PRESIDENT Obama's second inaugural address offered few memorable words. But two lines in sequence jumped out at us nonetheless, because the second one contradicts the first: “We must make the hard choices to reduce the cost of health care and the size of our deficit,” Obama said. “But we reject the belief that America must choose between caring for the generation that built this country and investing in the generation that will build its future.”
This is essentially Obama's way of telling everyone what they want to hear. “Lord, give us all chastity — but not yet!” Throughout his presidency, Obama has tried to establish himself rhetorically as a transformational leader taking on the nation's tough problems — especially America's mounting debt. In the meantime, he has consistently dodged these problems — again, especially the debt.
In his first inaugural speech four years ago, Obama condemned “our collective failure to make hard choices.” On Feb. 23, 2009, just days after signing his $800 billion economic stimulus into law, Obama hosted a “fiscal responsibility summit” at the White House in which he pledged “to cut the deficit we inherited by half by the end of my first term in office.” He said, “This will not be easy. It will require us to make difficult decisions and face challenges we've long neglected.”

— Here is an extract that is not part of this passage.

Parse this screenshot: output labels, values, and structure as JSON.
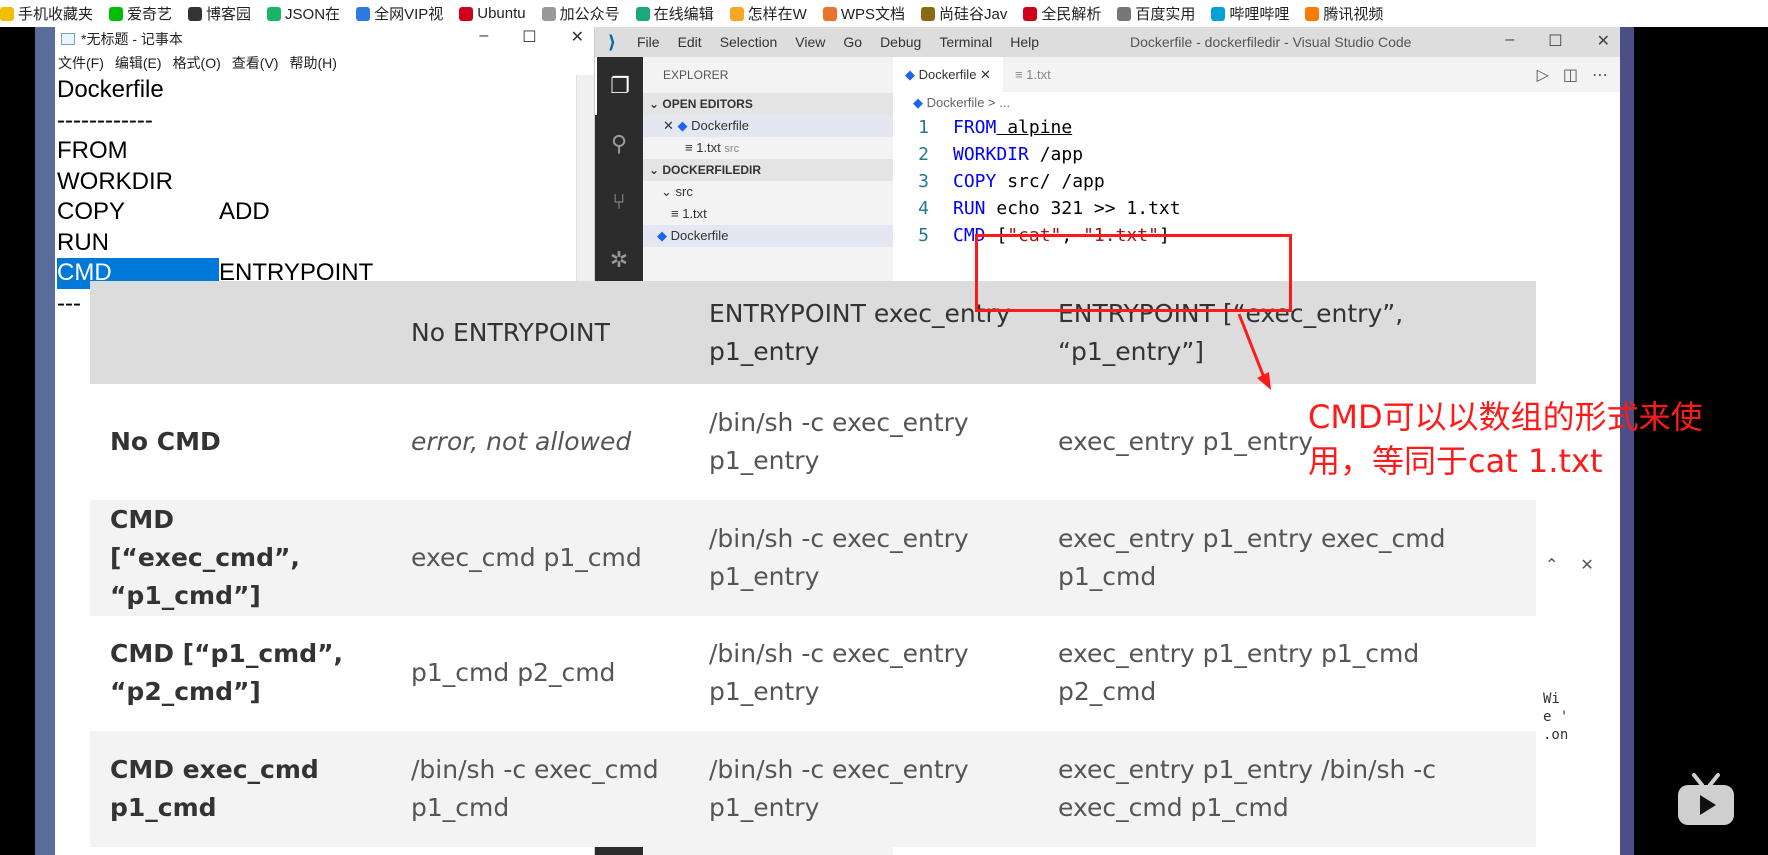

In reality, Obama avoided nearly all tough choices on deficits. His health care law raised taxes and cut Medicare, but only in order to finance a new entitlement that will cost $1.7 trillion over the next decade. In 2010, Obama appointed a deficit reduction commission but ignored its recommendations and used them only to deflect questions about deficits. For instance, in July 2010 Obama insisted, “We have put forward a fiscal commission that is then going to examine how do we deal with these broader structural deficits. So this isn't just an empty promise. We've already started taking steps to deal with it.”